Votre Majesté,
J'espère que notre dernière entrevue aura été riche d'enseignements pour vous comme elle l'a été pour moi, malgré la portée de certains apprentissages qui heurtent parfois plus qu'on ne peut s'y attendre. Vous n'avez, comme toujours, jamais manqué de me surprendre. J'ose à mon tour espérer qu'en cette unique occasion, la réciproque fut, même infimement, vraie.
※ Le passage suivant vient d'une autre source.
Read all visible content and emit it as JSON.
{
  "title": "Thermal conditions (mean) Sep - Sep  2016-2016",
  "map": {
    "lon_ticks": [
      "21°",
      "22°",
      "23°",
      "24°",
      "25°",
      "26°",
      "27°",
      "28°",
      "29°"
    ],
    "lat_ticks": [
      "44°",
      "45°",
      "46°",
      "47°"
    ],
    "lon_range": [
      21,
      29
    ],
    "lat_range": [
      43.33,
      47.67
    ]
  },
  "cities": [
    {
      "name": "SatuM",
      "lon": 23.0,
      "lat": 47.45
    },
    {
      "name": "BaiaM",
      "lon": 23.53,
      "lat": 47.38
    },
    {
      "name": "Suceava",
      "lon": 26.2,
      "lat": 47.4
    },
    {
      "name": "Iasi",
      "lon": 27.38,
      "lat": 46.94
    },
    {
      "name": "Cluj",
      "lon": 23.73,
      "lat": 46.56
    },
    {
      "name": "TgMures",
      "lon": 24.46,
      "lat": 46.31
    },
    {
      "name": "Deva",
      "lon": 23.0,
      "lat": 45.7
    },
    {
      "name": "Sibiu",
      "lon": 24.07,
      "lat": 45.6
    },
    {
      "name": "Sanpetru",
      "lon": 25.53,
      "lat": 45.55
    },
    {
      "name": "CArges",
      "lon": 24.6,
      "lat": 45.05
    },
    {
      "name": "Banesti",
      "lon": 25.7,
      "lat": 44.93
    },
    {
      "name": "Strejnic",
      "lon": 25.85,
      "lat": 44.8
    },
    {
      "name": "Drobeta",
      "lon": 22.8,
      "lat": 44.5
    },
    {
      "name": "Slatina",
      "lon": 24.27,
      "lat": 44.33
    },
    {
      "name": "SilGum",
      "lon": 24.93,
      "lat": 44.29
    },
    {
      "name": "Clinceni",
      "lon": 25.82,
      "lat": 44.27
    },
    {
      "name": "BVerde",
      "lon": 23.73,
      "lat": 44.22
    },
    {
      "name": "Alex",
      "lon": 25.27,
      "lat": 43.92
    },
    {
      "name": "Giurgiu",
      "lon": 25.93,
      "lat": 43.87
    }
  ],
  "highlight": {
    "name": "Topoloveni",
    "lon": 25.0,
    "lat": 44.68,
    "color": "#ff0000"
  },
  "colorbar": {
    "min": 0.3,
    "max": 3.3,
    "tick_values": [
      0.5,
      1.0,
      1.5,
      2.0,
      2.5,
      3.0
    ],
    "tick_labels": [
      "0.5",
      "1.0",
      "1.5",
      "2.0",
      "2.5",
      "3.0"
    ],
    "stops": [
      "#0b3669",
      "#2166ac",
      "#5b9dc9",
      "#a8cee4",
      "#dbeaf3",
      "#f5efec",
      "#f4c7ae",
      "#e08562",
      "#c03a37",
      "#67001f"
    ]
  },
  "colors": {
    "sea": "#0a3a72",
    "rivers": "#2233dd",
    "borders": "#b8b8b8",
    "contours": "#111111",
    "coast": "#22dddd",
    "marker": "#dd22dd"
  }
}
Je ne vous cache pas que la force que vous avez voulu insuffler à vos propos ne saurait se comparer à la mienne, et que nos échanges lors de cette rencontre ont été particulèrement éprouvants pour moi. Si c'est le prix pour que notre cause avance, je l'accepte sans regret. Avec le recul, je pense que mon instinct a eu raison de me pousser à prendre un tel risque oratoire. Mettons cela sur le compte de l'intuition féminine.
Toutefois, j'ai été, lors de nos échanges, dépossédée d'un bien auquel je tenais particulièrement, car il représentait symboliquement beaucoup, et je n'avais pas ménagé mes efforts et les riques encourus pour me doter de cette parure, qui savait me rendre si majestueuse et si invisible à la fois. N'y voyez pas de la vanité : je suis, à mes moments perdus, pragmatique, et l'efficacité de cet artefact participait sans pareil à l'exécution de la mission qui n'est finalement rien d'autre que le prolongement de celle que vous nous aviez confiée, et dont vous connaissez les enjeux.
Aussi, c'est avec un aplomb dans lequel vous me reconnaîtrez que je me permets cette requête : auriez vous, Votre Majesté, la bonté d'accepter de m'offrir réparation de cette perte ? Je ne doute pas que la sagesse et la connaissance à votre portée vous permettent de me fournir l'équivalent, probablement sur un concept inverse, de ce qui faisait de moi votre ombre si efficace et une courtisane aiguisée.
Vous trouvez, je n'en doute pas, cette requête particulièrement insolente, et je le comprends aisément. Je vous conjure de considérer qu'à l'aune de la puissance de nos ennemis, le moindre atout peut être celui qui nous fait remporter le pli de la victoire. Voyez-y un coup supplémentaire qui permette à la lumière un ascendant, même infime, mais qui, au coeur des ténèbres, pourrait bien être déterminant.
Quelle que soit votre réponse, Votre Majesté, que vous balayez ma requête d'un revers de la main, ou que vous y voyez un petit témoignage de la Justice qui fait votre force, soyez assuré que mes compagnons et moi-même oeuvrerons sans ménagement à empêcher par tous les moyens les ennemis des peuples de parvenir à leurs fins.